Egypt is a mess. This month, the country's interim military government, the Supreme Council of the Armed Forces (SCAF), issued Decree 193, stipulating that the country's long-standing emergency law would be expanded to include such offenses as "infringing on others' right to work," "impeding the flow of traffic," and "spreading false information in the media." The SCAF had promised that the law would be repealed by September, before scheduled elections began; a few days ago, officials declared that it would be extended until June 2012. No one knows when a constitution will be drafted or presidential elections held, because the SCAF won't say so. Egypt's military rulers seem not so much determined as paralyzed.
Mess, of course, is inevitable; the question is whether Egypt's revolution is in danger, and if so, what it is in danger of. The fears being aired in the Egyptian media include that the SCAF won't leave, that Islamists will control the new government, and that the interim council's drift and opacity will deepen chaos to the point where whatever new government takes over, whenever it takes over, it will be overwhelmed with troubles -- a fate that the riots outside the Israeli Embassy on Sept. 8 may have been a deadly harbinger of. This last scenario seems the most probable, but any of them would call into question the success of the Arab Spring. The transition in Tunisia is looking less problematic than it is in Egypt; but Egypt is of course much bigger and much more important than Tunisia. If Egypt fails, so does the Arab Spring.
The underlying problem is that when a dictator is deposed, power must be vested in some entity until elections can be held. In Egypt, it was the Army that forced out the dictator, President Hosni Mubarak, and it was the Army, alone, that enjoyed sufficient national prestige to inherit his rule. (In Tunisia, with a much weaker army, power has passed to a civilian-led commission.) But elections cannot be held until new political parties can be formed, electoral institutions established, and, often, a new constitution drafted. And at present parties are still forming, merging and hunting for candidates, while drafters of a new constitution are too busy debating whether to include overarching principles to focus on constituent elements. This means that the interim government will serve for long enough that it must exercise power even if it is neither inclined nor competent enough to do so -- a description that seems to fit the SCAF quite well.

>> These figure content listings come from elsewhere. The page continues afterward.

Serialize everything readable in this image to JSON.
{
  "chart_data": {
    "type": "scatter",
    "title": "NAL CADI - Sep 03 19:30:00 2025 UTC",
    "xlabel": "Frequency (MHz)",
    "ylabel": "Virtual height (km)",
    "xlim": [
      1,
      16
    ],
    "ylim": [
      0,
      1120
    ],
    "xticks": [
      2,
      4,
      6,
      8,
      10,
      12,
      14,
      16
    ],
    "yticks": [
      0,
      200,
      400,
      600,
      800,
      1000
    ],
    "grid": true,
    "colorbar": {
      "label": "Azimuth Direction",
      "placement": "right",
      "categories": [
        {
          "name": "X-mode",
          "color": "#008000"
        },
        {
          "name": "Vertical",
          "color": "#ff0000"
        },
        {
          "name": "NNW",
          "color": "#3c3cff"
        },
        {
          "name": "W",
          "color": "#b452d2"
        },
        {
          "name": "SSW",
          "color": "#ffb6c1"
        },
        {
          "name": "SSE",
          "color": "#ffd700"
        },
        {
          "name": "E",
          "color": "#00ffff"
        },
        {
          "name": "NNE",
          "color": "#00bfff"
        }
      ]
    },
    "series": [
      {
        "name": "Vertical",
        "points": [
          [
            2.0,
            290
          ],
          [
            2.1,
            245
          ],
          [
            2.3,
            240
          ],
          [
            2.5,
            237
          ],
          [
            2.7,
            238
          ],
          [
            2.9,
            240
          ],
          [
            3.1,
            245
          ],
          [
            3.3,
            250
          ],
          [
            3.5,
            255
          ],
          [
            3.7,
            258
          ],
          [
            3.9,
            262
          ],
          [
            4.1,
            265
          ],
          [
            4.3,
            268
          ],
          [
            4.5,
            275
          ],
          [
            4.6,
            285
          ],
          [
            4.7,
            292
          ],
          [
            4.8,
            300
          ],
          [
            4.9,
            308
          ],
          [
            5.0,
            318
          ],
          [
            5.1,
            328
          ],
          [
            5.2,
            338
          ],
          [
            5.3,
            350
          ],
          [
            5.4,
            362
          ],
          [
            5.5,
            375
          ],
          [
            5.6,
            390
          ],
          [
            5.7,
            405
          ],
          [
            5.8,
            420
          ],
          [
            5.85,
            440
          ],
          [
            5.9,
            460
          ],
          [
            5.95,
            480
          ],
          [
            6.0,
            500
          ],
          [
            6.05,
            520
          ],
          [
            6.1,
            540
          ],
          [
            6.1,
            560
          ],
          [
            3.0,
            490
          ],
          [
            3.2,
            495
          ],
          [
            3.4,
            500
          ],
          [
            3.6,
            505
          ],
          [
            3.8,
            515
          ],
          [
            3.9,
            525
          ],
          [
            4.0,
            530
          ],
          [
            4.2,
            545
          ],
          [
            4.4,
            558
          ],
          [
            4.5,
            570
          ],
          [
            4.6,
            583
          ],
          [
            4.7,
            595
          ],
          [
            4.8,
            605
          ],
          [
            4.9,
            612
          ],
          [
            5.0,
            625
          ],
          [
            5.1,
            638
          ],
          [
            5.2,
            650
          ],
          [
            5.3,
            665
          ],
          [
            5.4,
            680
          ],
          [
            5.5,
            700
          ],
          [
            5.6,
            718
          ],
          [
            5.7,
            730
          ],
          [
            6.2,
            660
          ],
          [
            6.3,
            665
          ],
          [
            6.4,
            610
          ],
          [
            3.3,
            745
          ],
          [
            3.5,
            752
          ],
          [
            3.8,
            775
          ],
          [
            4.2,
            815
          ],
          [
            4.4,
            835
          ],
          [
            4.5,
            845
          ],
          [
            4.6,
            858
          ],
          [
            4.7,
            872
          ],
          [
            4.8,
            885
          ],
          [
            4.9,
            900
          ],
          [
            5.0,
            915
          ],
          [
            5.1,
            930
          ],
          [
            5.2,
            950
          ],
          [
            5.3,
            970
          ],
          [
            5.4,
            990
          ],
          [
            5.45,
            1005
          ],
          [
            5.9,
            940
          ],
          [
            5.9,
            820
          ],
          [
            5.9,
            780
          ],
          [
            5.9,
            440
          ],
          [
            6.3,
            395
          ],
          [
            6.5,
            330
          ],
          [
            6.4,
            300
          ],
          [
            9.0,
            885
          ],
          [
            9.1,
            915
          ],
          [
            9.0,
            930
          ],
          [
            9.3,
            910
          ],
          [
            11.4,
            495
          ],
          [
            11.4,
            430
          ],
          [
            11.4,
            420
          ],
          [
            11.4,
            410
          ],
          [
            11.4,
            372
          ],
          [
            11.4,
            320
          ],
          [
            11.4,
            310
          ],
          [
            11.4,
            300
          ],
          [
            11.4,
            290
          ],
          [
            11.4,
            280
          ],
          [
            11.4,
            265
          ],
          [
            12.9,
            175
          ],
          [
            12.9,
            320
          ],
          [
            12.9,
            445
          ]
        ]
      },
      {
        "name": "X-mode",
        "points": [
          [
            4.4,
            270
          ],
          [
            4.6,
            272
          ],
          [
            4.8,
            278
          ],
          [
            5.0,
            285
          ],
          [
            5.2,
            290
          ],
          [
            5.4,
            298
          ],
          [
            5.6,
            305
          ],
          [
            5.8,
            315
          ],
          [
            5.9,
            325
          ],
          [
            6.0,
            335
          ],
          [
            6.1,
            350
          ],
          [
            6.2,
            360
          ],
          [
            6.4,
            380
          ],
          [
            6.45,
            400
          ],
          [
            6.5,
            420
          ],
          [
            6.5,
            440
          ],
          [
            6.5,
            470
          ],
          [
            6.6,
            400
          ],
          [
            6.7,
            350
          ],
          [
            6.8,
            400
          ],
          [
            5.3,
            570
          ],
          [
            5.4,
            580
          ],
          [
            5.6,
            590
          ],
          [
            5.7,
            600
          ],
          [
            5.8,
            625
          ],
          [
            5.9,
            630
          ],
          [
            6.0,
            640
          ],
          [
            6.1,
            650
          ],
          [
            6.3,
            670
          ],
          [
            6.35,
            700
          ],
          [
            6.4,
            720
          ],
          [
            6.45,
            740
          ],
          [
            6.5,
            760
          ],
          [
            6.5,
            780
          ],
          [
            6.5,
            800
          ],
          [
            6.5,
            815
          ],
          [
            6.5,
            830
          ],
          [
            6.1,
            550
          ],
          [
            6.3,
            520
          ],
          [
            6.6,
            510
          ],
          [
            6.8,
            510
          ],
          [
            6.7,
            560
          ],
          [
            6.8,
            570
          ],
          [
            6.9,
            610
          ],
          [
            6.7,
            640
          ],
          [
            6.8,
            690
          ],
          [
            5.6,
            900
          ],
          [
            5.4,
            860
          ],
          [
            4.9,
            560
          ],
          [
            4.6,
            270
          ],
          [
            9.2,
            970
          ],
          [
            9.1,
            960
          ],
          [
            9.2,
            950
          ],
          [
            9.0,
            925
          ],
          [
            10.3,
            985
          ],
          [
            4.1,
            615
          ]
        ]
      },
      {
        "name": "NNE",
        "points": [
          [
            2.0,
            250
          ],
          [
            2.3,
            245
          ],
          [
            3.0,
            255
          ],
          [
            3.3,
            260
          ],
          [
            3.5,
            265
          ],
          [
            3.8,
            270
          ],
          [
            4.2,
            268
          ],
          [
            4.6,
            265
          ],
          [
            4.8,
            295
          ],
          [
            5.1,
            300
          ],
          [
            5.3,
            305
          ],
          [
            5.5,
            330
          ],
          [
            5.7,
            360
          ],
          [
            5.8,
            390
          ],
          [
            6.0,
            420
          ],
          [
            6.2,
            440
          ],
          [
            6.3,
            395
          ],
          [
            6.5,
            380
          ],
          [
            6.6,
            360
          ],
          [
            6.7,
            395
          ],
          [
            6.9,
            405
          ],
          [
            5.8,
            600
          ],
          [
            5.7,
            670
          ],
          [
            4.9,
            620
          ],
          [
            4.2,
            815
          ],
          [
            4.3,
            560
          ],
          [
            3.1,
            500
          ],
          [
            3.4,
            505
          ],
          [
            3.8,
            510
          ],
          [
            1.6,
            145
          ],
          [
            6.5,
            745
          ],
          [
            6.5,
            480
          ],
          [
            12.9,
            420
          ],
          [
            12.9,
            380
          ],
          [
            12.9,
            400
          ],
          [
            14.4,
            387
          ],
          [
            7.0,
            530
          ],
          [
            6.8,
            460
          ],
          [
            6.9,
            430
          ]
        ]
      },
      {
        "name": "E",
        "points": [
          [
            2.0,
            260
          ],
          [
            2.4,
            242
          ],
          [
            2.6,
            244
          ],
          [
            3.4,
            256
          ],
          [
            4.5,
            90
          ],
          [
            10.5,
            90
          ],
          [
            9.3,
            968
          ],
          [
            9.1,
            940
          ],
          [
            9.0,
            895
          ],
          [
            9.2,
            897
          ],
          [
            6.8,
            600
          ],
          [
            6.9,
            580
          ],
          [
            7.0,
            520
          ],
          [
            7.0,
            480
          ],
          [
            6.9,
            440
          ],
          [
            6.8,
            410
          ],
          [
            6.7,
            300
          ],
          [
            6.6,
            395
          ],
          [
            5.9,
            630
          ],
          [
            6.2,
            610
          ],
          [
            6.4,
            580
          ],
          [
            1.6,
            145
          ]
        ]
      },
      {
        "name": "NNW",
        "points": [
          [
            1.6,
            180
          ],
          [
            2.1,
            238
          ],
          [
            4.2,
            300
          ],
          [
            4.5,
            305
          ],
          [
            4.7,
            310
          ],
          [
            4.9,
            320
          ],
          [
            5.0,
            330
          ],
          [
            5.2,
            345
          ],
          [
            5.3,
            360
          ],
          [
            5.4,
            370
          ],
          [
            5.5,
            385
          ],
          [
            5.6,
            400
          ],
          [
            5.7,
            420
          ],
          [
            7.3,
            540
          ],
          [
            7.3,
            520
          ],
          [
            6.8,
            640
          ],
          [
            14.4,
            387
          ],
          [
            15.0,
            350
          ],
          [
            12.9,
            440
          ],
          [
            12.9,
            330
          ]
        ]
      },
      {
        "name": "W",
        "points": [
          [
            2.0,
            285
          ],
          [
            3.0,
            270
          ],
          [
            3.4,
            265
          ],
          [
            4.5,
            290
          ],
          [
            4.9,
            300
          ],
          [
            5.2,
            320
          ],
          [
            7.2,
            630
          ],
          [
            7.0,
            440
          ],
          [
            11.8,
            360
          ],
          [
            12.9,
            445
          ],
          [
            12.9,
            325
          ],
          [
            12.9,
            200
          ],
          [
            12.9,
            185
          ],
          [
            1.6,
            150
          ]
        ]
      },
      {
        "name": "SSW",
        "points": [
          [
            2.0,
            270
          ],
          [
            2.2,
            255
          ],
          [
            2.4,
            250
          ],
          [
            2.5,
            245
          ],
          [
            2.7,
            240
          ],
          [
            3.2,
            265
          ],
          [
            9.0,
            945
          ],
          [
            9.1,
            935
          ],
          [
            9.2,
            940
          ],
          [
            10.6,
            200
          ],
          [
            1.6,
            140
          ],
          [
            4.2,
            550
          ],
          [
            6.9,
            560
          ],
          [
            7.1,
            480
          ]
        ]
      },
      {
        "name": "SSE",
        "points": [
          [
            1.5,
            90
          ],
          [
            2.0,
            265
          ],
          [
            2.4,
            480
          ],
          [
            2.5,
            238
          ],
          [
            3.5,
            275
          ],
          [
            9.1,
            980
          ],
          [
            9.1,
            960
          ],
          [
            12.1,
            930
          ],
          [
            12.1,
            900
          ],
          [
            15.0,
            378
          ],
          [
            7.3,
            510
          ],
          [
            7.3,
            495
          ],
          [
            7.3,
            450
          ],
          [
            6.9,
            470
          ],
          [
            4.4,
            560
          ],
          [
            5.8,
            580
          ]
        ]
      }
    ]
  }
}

The SCAF appears both unwilling to govern and unwilling to let anyone else do so. When Prime Minister Essam Sharaf was appointed in March, he was widely seen as a tribune of Tahrir Square, a liberal democrat in the inner councils of state. But Sharaf and his cabinet have proved to be irrelevant. And the senior military officials who have inherited power are not, of course, democrats of any kind. They benefited from Mubarak's autocratic rule and shared his values. The council has refused to explain its decisions, refused to share power with civilians, and refused to tolerate media criticism of its own practices. The SCAF's intransigence has forced democracy activists to return again and again to Tahrir Square, because the new leaders seem to respond only to public pressure. As Marina Ottaway of the Carnegie Endowment for International Peace has written, Egypt "is teetering between authoritarianism and the diktats of the street." It's a dangerous moment.
Yet the danger Egypt faces is not perpetual military rule. The SCAF plainly wants to return to the barracks; a much more plausible worry is that the military, which has its fingerprints all over Egypt's economy, will insist not only on preserving its traditional privileges but on dominating a weak and divided civilian government from the shadows, as the military does in Pakistan. That's a long-term concern. The short-term concern is indecision and drift. Last week, a group of presidential candidates publicly demanded that presidential elections be held by June 2012. Right now, no one knows when they will be held. Parliamentary elections are scheduled to run from late November through March. A constituent assembly appointed by the parliament is to approve a constitution, though the timing is also unclear. And Egypt's electoral commission has not said whether presidential elections can be held before, during, or after the promulgation of a new constitution. A new president may not be chosen until mid-2013. Who would rule in the meantime? It's not clear.
Issandr El Amrani, an Egyptian who blogs at arabist.net, says that the rampant uncertainty "is really unnerving to the population; it's radicalizing the political class, because they're fighting over issues that should have been settled months ago; it's incapacitating Egypt's ability to answer its domestic problems; and it scares away foreign investors." Egypt's economic growth has slowed to a crawl, and teachers and other civil servants have been going out on strike. The emergency law is in part a response to rising social tensions. It's not hard to imagine a downward spiral of protest and crackdown virtually paralyzing daily life. Street protest maybe the only way to get the SCAF to shorten the electoral schedule, and thus its own hapless tenure.